Roberto Curti has a new volume on Freda out in a month or two -
Riccardo Freda: The Life and Works of a Born Filmmaker 
"In an eclectic career spanning four decades, Italian director Riccardo Freda (1909-1999) produced films of remarkable technical skill and powerful visual style, including the swashbuckler Black Eagle (1946), an adaptation of Les Miserables (1947), the peplum Theodora, Slave Empress (1954) and a number of cult-favorite Gothic and horror films such as I Vampiri (1957), The Horrible Dr. Hichcock (1962) and The Ghost (1963). Freda was first championed in the 1960s by French critics who labeled him "the European Raoul Walsh," and enjoyed growing critical esteem over the years. This book covers his life and career for the first time in English, with detailed analyses of his films and exclusive interviews with his collaborators and family."

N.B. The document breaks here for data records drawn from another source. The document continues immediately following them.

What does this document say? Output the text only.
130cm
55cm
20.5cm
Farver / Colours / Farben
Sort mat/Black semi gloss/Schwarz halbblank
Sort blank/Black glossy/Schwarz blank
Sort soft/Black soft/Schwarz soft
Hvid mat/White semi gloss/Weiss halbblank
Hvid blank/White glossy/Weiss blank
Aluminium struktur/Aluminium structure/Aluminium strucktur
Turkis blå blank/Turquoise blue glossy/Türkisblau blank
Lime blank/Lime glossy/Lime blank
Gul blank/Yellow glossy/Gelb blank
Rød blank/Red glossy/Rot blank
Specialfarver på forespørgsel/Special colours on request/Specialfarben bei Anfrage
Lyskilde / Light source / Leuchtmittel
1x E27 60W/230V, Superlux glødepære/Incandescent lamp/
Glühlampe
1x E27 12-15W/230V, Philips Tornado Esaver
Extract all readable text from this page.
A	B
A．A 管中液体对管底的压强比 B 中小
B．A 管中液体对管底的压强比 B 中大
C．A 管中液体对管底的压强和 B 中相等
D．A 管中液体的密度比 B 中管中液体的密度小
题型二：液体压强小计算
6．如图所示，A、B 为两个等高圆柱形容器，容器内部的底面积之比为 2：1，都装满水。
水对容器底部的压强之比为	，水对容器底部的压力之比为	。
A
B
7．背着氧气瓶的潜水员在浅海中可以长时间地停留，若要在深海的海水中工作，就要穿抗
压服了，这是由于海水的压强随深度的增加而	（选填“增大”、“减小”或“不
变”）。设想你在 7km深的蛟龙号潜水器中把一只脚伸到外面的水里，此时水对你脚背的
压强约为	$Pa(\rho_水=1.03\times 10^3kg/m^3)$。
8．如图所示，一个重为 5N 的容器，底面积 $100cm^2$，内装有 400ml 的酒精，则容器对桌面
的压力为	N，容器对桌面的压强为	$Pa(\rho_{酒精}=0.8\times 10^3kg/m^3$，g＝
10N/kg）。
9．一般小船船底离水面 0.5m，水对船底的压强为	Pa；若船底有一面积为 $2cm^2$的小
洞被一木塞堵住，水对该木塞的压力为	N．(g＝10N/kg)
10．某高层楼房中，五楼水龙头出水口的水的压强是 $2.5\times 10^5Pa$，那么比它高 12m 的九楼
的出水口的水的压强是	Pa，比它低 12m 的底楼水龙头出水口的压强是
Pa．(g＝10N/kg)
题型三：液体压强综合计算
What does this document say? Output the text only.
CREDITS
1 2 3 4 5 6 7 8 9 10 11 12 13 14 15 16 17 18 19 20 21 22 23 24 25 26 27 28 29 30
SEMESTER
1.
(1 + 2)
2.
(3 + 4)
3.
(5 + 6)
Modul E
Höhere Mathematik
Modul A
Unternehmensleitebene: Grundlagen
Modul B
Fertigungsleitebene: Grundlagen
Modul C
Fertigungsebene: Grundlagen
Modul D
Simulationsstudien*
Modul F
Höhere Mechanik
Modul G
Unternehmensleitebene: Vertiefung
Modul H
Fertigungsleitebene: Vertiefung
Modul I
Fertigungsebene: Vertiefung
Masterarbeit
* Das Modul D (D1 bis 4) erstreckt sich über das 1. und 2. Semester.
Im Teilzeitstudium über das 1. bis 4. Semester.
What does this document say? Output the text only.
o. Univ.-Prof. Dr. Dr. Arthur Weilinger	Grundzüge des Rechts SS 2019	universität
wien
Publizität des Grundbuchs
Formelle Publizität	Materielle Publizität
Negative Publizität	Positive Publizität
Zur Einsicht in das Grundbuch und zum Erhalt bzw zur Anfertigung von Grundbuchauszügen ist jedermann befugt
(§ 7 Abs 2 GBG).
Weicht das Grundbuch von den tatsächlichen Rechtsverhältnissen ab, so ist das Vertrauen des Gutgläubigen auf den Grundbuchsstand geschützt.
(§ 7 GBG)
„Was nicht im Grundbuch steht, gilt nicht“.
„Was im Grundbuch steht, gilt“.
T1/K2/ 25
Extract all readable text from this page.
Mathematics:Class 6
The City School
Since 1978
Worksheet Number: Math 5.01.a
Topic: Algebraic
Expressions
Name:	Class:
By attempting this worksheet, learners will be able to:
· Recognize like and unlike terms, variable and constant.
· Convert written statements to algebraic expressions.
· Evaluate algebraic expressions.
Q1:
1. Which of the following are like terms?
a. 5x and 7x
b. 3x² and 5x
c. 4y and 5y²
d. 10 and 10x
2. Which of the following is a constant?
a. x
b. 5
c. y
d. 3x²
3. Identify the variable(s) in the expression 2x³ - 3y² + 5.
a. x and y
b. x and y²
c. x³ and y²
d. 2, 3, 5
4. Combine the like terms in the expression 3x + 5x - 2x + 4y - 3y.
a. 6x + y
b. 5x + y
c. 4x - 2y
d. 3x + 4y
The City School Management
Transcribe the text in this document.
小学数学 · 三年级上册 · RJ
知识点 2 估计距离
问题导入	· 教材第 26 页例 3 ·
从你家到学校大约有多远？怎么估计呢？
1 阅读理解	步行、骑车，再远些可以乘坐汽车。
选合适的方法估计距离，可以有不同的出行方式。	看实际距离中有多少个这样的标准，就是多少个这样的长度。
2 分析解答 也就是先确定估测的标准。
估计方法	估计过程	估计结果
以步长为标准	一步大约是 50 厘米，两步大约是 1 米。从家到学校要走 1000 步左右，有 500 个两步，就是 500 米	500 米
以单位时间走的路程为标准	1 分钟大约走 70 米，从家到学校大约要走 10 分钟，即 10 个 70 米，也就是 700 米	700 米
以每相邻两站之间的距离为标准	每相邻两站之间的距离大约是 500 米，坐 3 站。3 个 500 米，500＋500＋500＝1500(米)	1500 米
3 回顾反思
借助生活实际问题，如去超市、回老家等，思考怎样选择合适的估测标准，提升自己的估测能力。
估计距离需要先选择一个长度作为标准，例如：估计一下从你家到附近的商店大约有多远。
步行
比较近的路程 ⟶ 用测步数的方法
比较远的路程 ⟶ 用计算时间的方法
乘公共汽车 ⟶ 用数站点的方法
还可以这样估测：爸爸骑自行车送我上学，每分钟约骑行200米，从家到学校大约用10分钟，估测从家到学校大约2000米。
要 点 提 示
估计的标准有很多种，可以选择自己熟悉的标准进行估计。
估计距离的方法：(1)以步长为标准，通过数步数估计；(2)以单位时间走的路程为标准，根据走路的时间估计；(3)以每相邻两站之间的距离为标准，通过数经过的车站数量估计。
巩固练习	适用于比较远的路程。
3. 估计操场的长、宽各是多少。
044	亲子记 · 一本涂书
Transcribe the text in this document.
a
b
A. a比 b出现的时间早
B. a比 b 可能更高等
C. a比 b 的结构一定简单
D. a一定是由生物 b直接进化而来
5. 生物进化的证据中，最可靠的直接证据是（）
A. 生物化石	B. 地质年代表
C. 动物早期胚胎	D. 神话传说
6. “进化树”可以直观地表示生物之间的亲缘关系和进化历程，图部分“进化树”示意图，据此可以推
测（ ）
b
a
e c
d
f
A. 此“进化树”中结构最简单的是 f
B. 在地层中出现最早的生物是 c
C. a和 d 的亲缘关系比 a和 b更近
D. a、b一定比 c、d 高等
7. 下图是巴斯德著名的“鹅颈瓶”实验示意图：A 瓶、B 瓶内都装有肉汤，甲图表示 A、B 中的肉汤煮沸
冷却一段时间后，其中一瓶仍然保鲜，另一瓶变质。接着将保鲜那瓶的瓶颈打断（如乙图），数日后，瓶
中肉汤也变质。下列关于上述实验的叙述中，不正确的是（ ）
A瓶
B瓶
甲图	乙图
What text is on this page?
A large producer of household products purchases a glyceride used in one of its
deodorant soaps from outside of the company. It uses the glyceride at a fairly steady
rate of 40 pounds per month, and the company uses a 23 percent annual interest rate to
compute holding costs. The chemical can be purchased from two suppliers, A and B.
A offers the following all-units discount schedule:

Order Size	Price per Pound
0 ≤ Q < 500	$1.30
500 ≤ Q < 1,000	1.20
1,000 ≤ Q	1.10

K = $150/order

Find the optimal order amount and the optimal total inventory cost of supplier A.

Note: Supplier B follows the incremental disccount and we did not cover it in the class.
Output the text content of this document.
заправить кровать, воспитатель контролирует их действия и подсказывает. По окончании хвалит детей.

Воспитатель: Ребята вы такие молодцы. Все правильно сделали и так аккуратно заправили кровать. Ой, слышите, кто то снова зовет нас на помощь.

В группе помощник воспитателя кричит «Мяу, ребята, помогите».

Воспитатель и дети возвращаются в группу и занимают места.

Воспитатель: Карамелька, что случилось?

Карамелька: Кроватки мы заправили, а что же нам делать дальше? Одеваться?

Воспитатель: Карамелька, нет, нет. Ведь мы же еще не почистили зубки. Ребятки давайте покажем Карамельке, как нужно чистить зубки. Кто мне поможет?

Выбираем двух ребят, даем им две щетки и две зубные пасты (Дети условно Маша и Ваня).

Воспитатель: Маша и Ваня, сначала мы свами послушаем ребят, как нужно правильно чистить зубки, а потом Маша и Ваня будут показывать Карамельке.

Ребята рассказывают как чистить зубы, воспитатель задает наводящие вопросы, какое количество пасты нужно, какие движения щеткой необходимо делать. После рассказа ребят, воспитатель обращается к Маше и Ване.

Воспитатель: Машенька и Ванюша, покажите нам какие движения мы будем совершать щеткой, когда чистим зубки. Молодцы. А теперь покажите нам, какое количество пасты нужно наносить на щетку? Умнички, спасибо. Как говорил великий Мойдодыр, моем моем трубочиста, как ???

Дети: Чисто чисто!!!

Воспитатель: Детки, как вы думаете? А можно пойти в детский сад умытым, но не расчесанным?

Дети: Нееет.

Electric Dreamhouse Press have a new volume coming on EYES WITHOUT A FACE (won't link the cover as the pic is bloody huge), and Stephen Thrower has two more books on the way - a heavily updated release of BEYOND TERROR with 120 more pages of text and lots of new illustrations, and his second Franco book, of which he says "The word count for Vol.2 currently stands at 216,000 plus about ten thousand in appendices, so it's definitely on course." Too much bloody stuff to purchase it seems.